Using Laplace transformation, i get solution $$ y (x)=a +bx +(c/2 + a)x^2 +(a/6)x^3 +(c/12)x^4, $$ so option( $2$) is correct. If $b$ is non zero then $y'(0)$ is non zero, but $y''(0) =0$ , so reject (3). So(2) and (4)are correct am I right? But I am also confused about (1) may be there is some polynomial $p (x)$ for which option (1) is true . But in Question we have to find which is " Necessary" true . So option (1) is wrong . Am I right ?
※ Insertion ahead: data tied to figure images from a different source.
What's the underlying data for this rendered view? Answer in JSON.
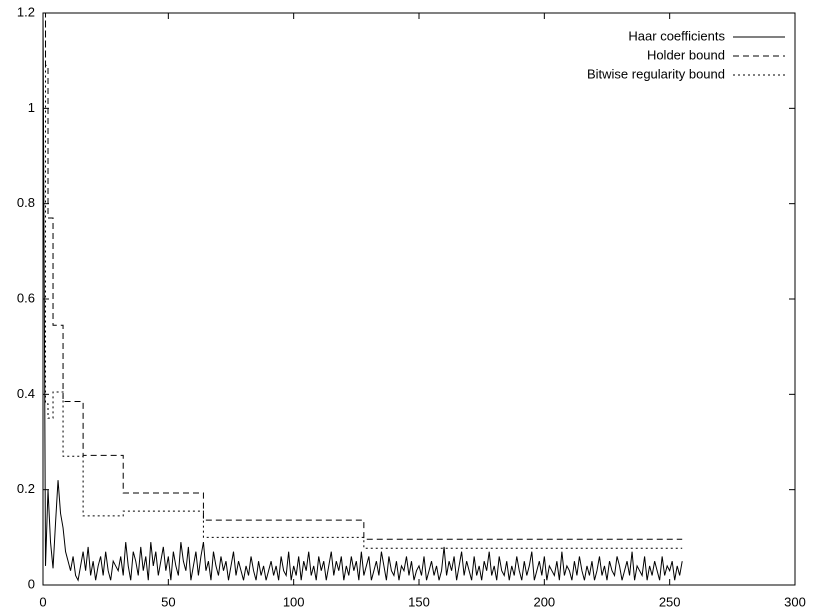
{
  "chart_data": {
    "type": "line",
    "xlim": [
      0,
      300
    ],
    "xticks": [
      0,
      50,
      100,
      150,
      200,
      250,
      300
    ],
    "ylim": [
      0,
      1.2
    ],
    "yticks": [
      0,
      0.2,
      0.4,
      0.6,
      0.8,
      1,
      1.2
    ],
    "legend": "top-right",
    "series": [
      {
        "name": "Haar coefficients",
        "color": "#000000",
        "dash": "solid",
        "x": [
          0,
          1,
          2,
          3,
          4,
          5,
          6,
          7,
          8,
          9,
          10,
          11,
          12,
          13,
          14,
          15,
          16,
          17,
          18,
          19,
          20,
          21,
          22,
          23,
          24,
          25,
          26,
          27,
          28,
          29,
          30,
          31,
          32,
          33,
          34,
          35,
          36,
          37,
          38,
          39,
          40,
          41,
          42,
          43,
          44,
          45,
          46,
          47,
          48,
          49,
          50,
          51,
          52,
          53,
          54,
          55,
          56,
          57,
          58,
          59,
          60,
          61,
          62,
          63,
          64,
          65,
          66,
          67,
          68,
          69,
          70,
          71,
          72,
          73,
          74,
          75,
          76,
          77,
          78,
          79,
          80,
          81,
          82,
          83,
          84,
          85,
          86,
          87,
          88,
          89,
          90,
          91,
          92,
          93,
          94,
          95,
          96,
          97,
          98,
          99,
          100,
          101,
          102,
          103,
          104,
          105,
          106,
          107,
          108,
          109,
          110,
          111,
          112,
          113,
          114,
          115,
          116,
          117,
          118,
          119,
          120,
          121,
          122,
          123,
          124,
          125,
          126,
          127,
          128,
          129,
          130,
          131,
          132,
          133,
          134,
          135,
          136,
          137,
          138,
          139,
          140,
          141,
          142,
          143,
          144,
          145,
          146,
          147,
          148,
          149,
          150,
          151,
          152,
          153,
          154,
          155,
          156,
          157,
          158,
          159,
          160,
          161,
          162,
          163,
          164,
          165,
          166,
          167,
          168,
          169,
          170,
          171,
          172,
          173,
          174,
          175,
          176,
          177,
          178,
          179,
          180,
          181,
          182,
          183,
          184,
          185,
          186,
          187,
          188,
          189,
          190,
          191,
          192,
          193,
          194,
          195,
          196,
          197,
          198,
          199,
          200,
          201,
          202,
          203,
          204,
          205,
          206,
          207,
          208,
          209,
          210,
          211,
          212,
          213,
          214,
          215,
          216,
          217,
          218,
          219,
          220,
          221,
          222,
          223,
          224,
          225,
          226,
          227,
          228,
          229,
          230,
          231,
          232,
          233,
          234,
          235,
          236,
          237,
          238,
          239,
          240,
          241,
          242,
          243,
          244,
          245,
          246,
          247,
          248,
          249,
          250,
          251,
          252,
          253,
          254,
          255
        ],
        "values": [
          1.2,
          0.04,
          0.2,
          0.09,
          0.035,
          0.13,
          0.22,
          0.15,
          0.12,
          0.07,
          0.05,
          0.03,
          0.06,
          0.02,
          0.01,
          0.04,
          0.07,
          0.03,
          0.08,
          0.02,
          0.05,
          0.01,
          0.04,
          0.06,
          0.02,
          0.07,
          0.03,
          0.01,
          0.05,
          0.04,
          0.03,
          0.06,
          0.02,
          0.09,
          0.04,
          0.01,
          0.07,
          0.05,
          0.02,
          0.08,
          0.03,
          0.06,
          0.01,
          0.09,
          0.04,
          0.07,
          0.02,
          0.05,
          0.08,
          0.03,
          0.06,
          0.01,
          0.07,
          0.04,
          0.02,
          0.09,
          0.05,
          0.03,
          0.08,
          0.01,
          0.04,
          0.07,
          0.02,
          0.06,
          0.09,
          0.03,
          0.05,
          0.01,
          0.07,
          0.04,
          0.02,
          0.06,
          0.03,
          0.05,
          0.01,
          0.04,
          0.07,
          0.02,
          0.05,
          0.03,
          0.01,
          0.04,
          0.02,
          0.06,
          0.03,
          0.01,
          0.05,
          0.02,
          0.04,
          0.01,
          0.03,
          0.05,
          0.02,
          0.04,
          0.01,
          0.06,
          0.03,
          0.02,
          0.07,
          0.01,
          0.04,
          0.02,
          0.06,
          0.01,
          0.05,
          0.03,
          0.07,
          0.02,
          0.04,
          0.01,
          0.06,
          0.03,
          0.05,
          0.01,
          0.04,
          0.07,
          0.02,
          0.05,
          0.03,
          0.06,
          0.01,
          0.04,
          0.02,
          0.06,
          0.03,
          0.05,
          0.01,
          0.07,
          0.02,
          0.04,
          0.06,
          0.01,
          0.03,
          0.05,
          0.02,
          0.07,
          0.04,
          0.01,
          0.06,
          0.03,
          0.02,
          0.05,
          0.01,
          0.04,
          0.03,
          0.06,
          0.02,
          0.05,
          0.01,
          0.03,
          0.04,
          0.02,
          0.06,
          0.01,
          0.03,
          0.05,
          0.02,
          0.04,
          0.01,
          0.03,
          0.08,
          0.02,
          0.05,
          0.03,
          0.06,
          0.01,
          0.04,
          0.07,
          0.02,
          0.05,
          0.03,
          0.01,
          0.06,
          0.02,
          0.04,
          0.01,
          0.05,
          0.03,
          0.07,
          0.02,
          0.04,
          0.01,
          0.06,
          0.03,
          0.02,
          0.05,
          0.01,
          0.04,
          0.02,
          0.06,
          0.03,
          0.01,
          0.05,
          0.02,
          0.04,
          0.07,
          0.01,
          0.03,
          0.05,
          0.02,
          0.06,
          0.01,
          0.04,
          0.03,
          0.02,
          0.05,
          0.01,
          0.07,
          0.02,
          0.04,
          0.03,
          0.01,
          0.05,
          0.02,
          0.06,
          0.03,
          0.01,
          0.04,
          0.02,
          0.05,
          0.01,
          0.03,
          0.06,
          0.02,
          0.04,
          0.01,
          0.05,
          0.03,
          0.02,
          0.06,
          0.04,
          0.01,
          0.03,
          0.05,
          0.02,
          0.07,
          0.01,
          0.04,
          0.03,
          0.02,
          0.06,
          0.01,
          0.04,
          0.02,
          0.05,
          0.03,
          0.01,
          0.06,
          0.02,
          0.04,
          0.03,
          0.05,
          0.01,
          0.04,
          0.02,
          0.05
        ]
      },
      {
        "name": "Holder bound",
        "color": "#000000",
        "dash": "dashed",
        "x": [
          0,
          1,
          1,
          2,
          2,
          4,
          4,
          8,
          8,
          16,
          16,
          32,
          32,
          64,
          64,
          128,
          128,
          255
        ],
        "values": [
          1.2,
          1.2,
          1.09,
          1.09,
          0.77,
          0.77,
          0.545,
          0.545,
          0.385,
          0.385,
          0.272,
          0.272,
          0.193,
          0.193,
          0.136,
          0.136,
          0.096,
          0.096
        ]
      },
      {
        "name": "Bitwise regularity bound",
        "color": "#000000",
        "dash": "dotted",
        "x": [
          0,
          1,
          1,
          2,
          2,
          4,
          4,
          8,
          8,
          16,
          16,
          32,
          32,
          64,
          64,
          128,
          128,
          255
        ],
        "values": [
          1.2,
          1.2,
          0.38,
          0.38,
          0.35,
          0.35,
          0.405,
          0.405,
          0.27,
          0.27,
          0.145,
          0.145,
          0.155,
          0.155,
          0.1,
          0.1,
          0.077,
          0.077
        ]
      }
    ]
  }
}
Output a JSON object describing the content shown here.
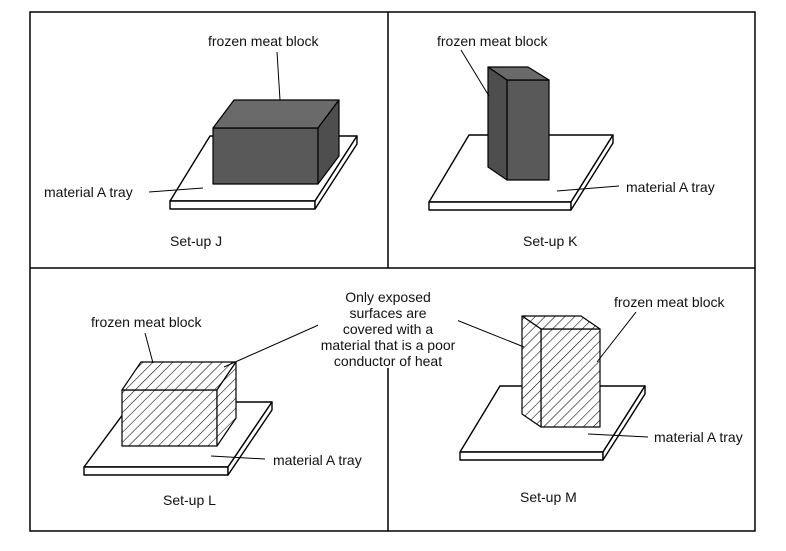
{
  "panels": {
    "j": {
      "caption": "Set-up J",
      "block_label": "frozen meat block",
      "tray_label": "material A tray"
    },
    "k": {
      "caption": "Set-up K",
      "block_label": "frozen meat block",
      "tray_label": "material A tray"
    },
    "l": {
      "caption": "Set-up L",
      "block_label": "frozen meat block",
      "tray_label": "material A tray"
    },
    "m": {
      "caption": "Set-up M",
      "block_label": "frozen meat block",
      "tray_label": "material A tray"
    }
  },
  "note": {
    "lines": [
      "Only exposed",
      "surfaces are",
      "covered with a",
      "material that is a poor",
      "conductor of heat"
    ]
  },
  "colors": {
    "meat_fill": "#595959",
    "meat_top": "#6a6a6a",
    "meat_side": "#4e4e4e",
    "hatch_line": "#000000",
    "border": "#000000"
  }
}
The integral equation $$ y(x)=p(x)+\int_0^xy(t)\sin(x-t)dt $$ has derivatives $$ y'(x)=p'(x)+\int_0^xy(t)\cos(x-t)dt\\ y''(x)=p''(x)+y(x)-\int_0^xy(t)\sin(x-t)dt $$ It is thus equivalent to the second order ODE $$ y''(x)=p(x)+p''(x) $$ with initial conditions $y(0)=p(0)=a$ and $y'(0)=p'(0)=b$. Further, $y''(0)=p''(0)+y(0)=2c+a$.
This should be sufficient to decide all claims, and indeed your decisions are right. (1) would have to be true for all $p$, which is not the case.